Drumgooland Parish Church, Ballyward Road, Banbridge, Co Down, BT31 9PP is a Grade B1 listed building in the Newry, Mourne and Down local planning authority area, Northern Ireland. First listed on 25 October 1977. 1 related planning application.

Drumgooland Parish Church, Ballyward Road, Banbridge, Co Down, BT31 9PP

WRENN ID
gentle-cloister-winter
Grade
B1
Local Planning Authority
Newry, Mourne and Down
Country
Northern Ireland
Date first listed
25 October 1977
Source
NI Environment Agency listing

Description

Drumgooland Parish Church is a Grade B1 Church of Ireland building constructed in 1821 in the Gothic Revival style. The church is located at the junction of Castlewellan Road and Station Road, approximately two miles east of Castlewellan, adjacent to the main road from Castlewellan to Banbridge.

The building follows a cruciform plan with a prominent three-stage tower. The main structure dates to 1821, with transepts, side aisle, chancel and vestry added throughout the nineteenth century. The church is constructed of rubble granite masonry with ashlar dress stone. The roof is pitched with natural slate and clay ridge tiles, with cast-iron rainwater goods supported on corbelled masonry eaves brackets.
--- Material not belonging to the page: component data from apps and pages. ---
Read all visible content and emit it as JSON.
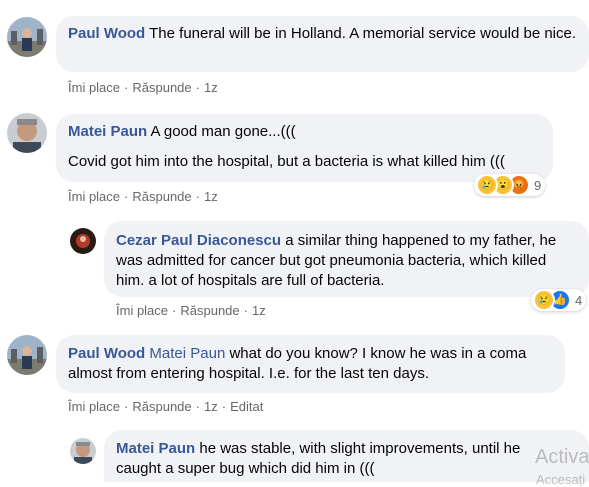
{
  "comments": [
    {
      "author": "Paul Wood",
      "text": "The funeral will be in Holland. A memorial service would be nice.",
      "actions": {
        "like": "Îmi place",
        "reply": "Răspunde",
        "time": "1z"
      }
    },
    {
      "author": "Matei Paun",
      "text_line1": "A good man gone...(((",
      "text_line2": "Covid got him into the hospital, but a bacteria is what killed him (((",
      "actions": {
        "like": "Îmi place",
        "reply": "Răspunde",
        "time": "1z"
      },
      "reactions": {
        "icons": [
          "sad-icon",
          "wow-icon",
          "angry-icon"
        ],
        "count": "9"
      }
    },
    {
      "author": "Cezar Paul Diaconescu",
      "text": "a similar thing happened to my father, he was admitted for cancer but got pneumonia bacteria, which killed him. a lot of hospitals are full of bacteria.",
      "actions": {
        "like": "Îmi place",
        "reply": "Răspunde",
        "time": "1z"
      },
      "reactions": {
        "icons": [
          "sad-icon",
          "like-icon"
        ],
        "count": "4"
      }
    },
    {
      "author": "Paul Wood",
      "mention": "Matei Paun",
      "text": "what do you know? I know he was in a coma almost from entering hospital. I.e. for the last ten days.",
      "actions": {
        "like": "Îmi place",
        "reply": "Răspunde",
        "time": "1z",
        "edited": "Editat"
      }
    },
    {
      "author": "Matei Paun",
      "text": "he was stable, with slight improvements, until he caught a super bug which did him in ((("
    }
  ],
  "watermark": {
    "line1": "Activa",
    "line2": "Accesați"
  },
  "colors": {
    "bubble": "#f0f2f5",
    "author": "#385898",
    "meta": "#65676b"
  }
}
The principal west gable is symmetrically arranged and blank, with kneelers and shoulders featuring pinnacles to either side (the right pinnacle is missing). The gable is centrally abutted by the three-stage tower, which is intersected by projected string courses. The first stage contains the main entrance door set to the right, with a diminished-in-scale window above it and a recessed blank shield-plaque directly over. The second stage has bi-partite square-headed windows with label moulding to the right and front faces (blank to the front). The third stage comprises timber louvered pointed-arch openings on all faces, surmounted by an Irish crenellation with corner pinnacles.

The entrance is a double-leaf timber sheeted door with wrought-iron ironmongery and strap hinges, set into a pointed-arched surround with solid timber Y-tracery tympanum. The windows throughout are pointed-arched with timber framed Y-tracery and coloured leaded-lattice lights, plain jambs, squared masonry cills, and hood moulding with stops.
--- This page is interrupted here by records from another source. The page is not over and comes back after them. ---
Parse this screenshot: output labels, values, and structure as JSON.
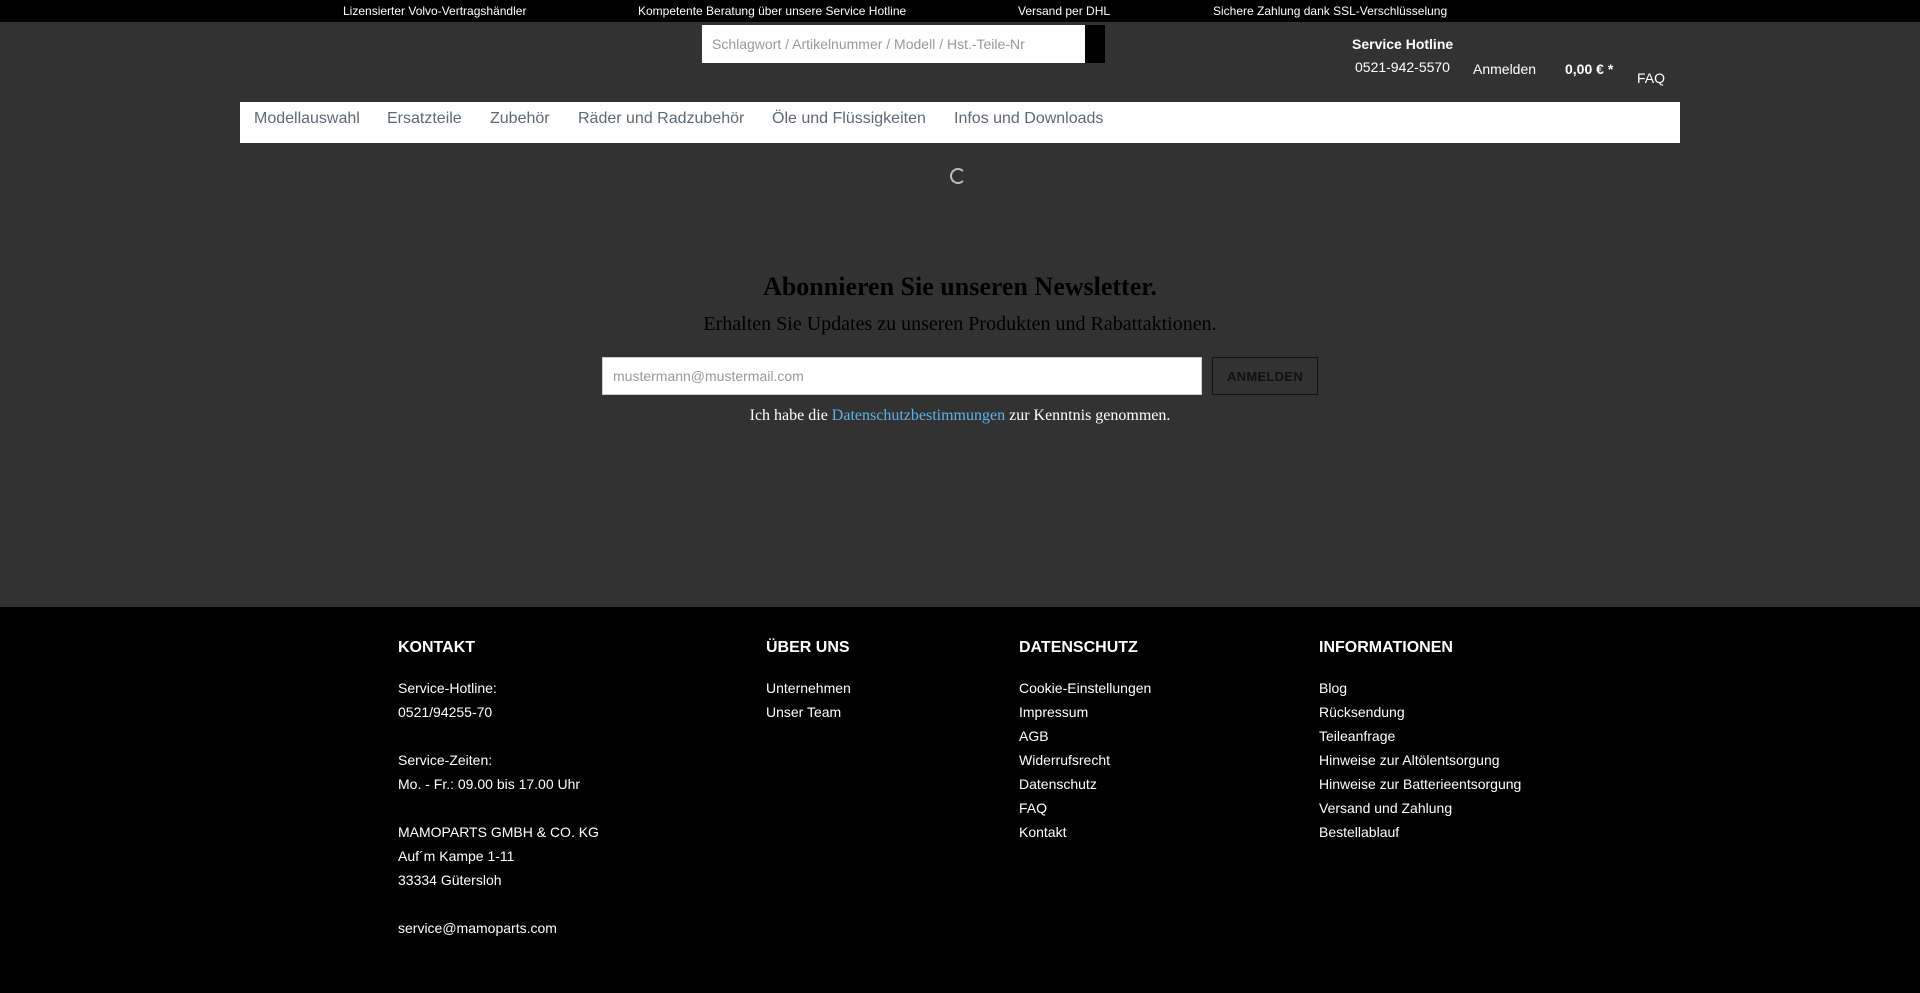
{
  "topbar": {
    "items": [
      "Lizensierter Volvo-Vertragshändler",
      "Kompetente Beratung über unsere Service Hotline",
      "Versand per DHL",
      "Sichere Zahlung dank SSL-Verschlüsselung"
    ]
  },
  "header": {
    "search_placeholder": "Schlagwort / Artikelnummer / Modell / Hst.-Teile-Nr",
    "search_icon": "search-icon",
    "hotline_title": "Service Hotline",
    "hotline_number": "0521-942-5570",
    "login_label": "Anmelden",
    "cart_total": "0,00 € *",
    "faq_label": "FAQ"
  },
  "nav": {
    "items": [
      "Modellauswahl",
      "Ersatzteile",
      "Zubehör",
      "Räder und Radzubehör",
      "Öle und Flüssigkeiten",
      "Infos und Downloads"
    ]
  },
  "newsletter": {
    "title": "Abonnieren Sie unseren Newsletter.",
    "subtitle": "Erhalten Sie Updates zu unseren Produkten und Rabattaktionen.",
    "email_placeholder": "mustermann@mustermail.com",
    "submit_label": "ANMELDEN",
    "consent_before": "Ich habe die ",
    "consent_link": "Datenschutzbestimmungen",
    "consent_after": " zur Kenntnis genommen."
  },
  "footer": {
    "kontakt": {
      "title": "KONTAKT",
      "hotline_label": "Service-Hotline:",
      "hotline_number": "0521/94255-70",
      "hours_label": "Service-Zeiten:",
      "hours": "Mo. - Fr.: 09.00 bis 17.00 Uhr",
      "company": "MAMOPARTS GMBH & CO. KG",
      "street": "Auf´m Kampe 1-11",
      "city": "33334 Gütersloh",
      "email": "service@mamoparts.com"
    },
    "ueber_uns": {
      "title": "ÜBER UNS",
      "links": [
        "Unternehmen",
        "Unser Team"
      ]
    },
    "datenschutz": {
      "title": "DATENSCHUTZ",
      "links": [
        "Cookie-Einstellungen",
        "Impressum",
        "AGB",
        "Widerrufsrecht",
        "Datenschutz",
        "FAQ",
        "Kontakt"
      ]
    },
    "informationen": {
      "title": "INFORMATIONEN",
      "links": [
        "Blog",
        "Rücksendung",
        "Teileanfrage",
        "Hinweise zur Altölentsorgung",
        "Hinweise zur Batterieentsorgung",
        "Versand und Zahlung",
        "Bestellablauf"
      ]
    }
  },
  "colors": {
    "page_bg": "#333233",
    "topbar_bg": "#000000",
    "footer_bg": "#000000",
    "nav_text": "#5f6873",
    "link_blue": "#5fb2e8"
  }
}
The north elevation is largely abutted by the north transept and side aisle. The side aisle is two windows wide, with bipartite pointed-arch lattice lights featuring chamfered long-and-short surrounds and cills with central masonry mullions. The west gable of the aisle is asymmetrical, with a central pointed-arched timber sheeted door and a cusped window set into a lozenge light above. The north transept is gable-ended with a finial, symmetrically arranged with a central window and a diminished-in-scale Y-tracery louvered pointed-arched opening directly above. The left cheek of the transept has a single leaded light adjacent to a single-storey lean-to organ chamber abutment, with a window on its east cheek finishing flush with the east gable.

The east gable is symmetrically arranged with a single central window featuring intersecting-tracery, pinnacles above the gable shoulders, and a small chimney over the apex. This gable is extended to the right by the organ chamber and to the left by the vestry.

The south elevation is asymmetrically arranged. The south transept to the left matches the north transept and includes a window on its left cheek. To the right is a single-storey lean-to vestry with bi-partite lattice lights on the east face, a raised door on the left side of the left face, and a lower door to the right accessing the basement. To the left of the transept, the nave is two windows wide.

The church grounds are largely enclosed by replacement railings and accessed via wrought-iron gates fixed to squared masonry piers surmounted by a modern metal-framed arch supporting a lantern. Burial grounds extend to the east, north and west, with an underground burial chamber adjacent to the chancel. A sexton's cottage stands to the north-east of the site, bearing a plaque inscribed "FORMERLY SEXTON'S COTTAGE AND STABLE RECONSTRUCTED 1980."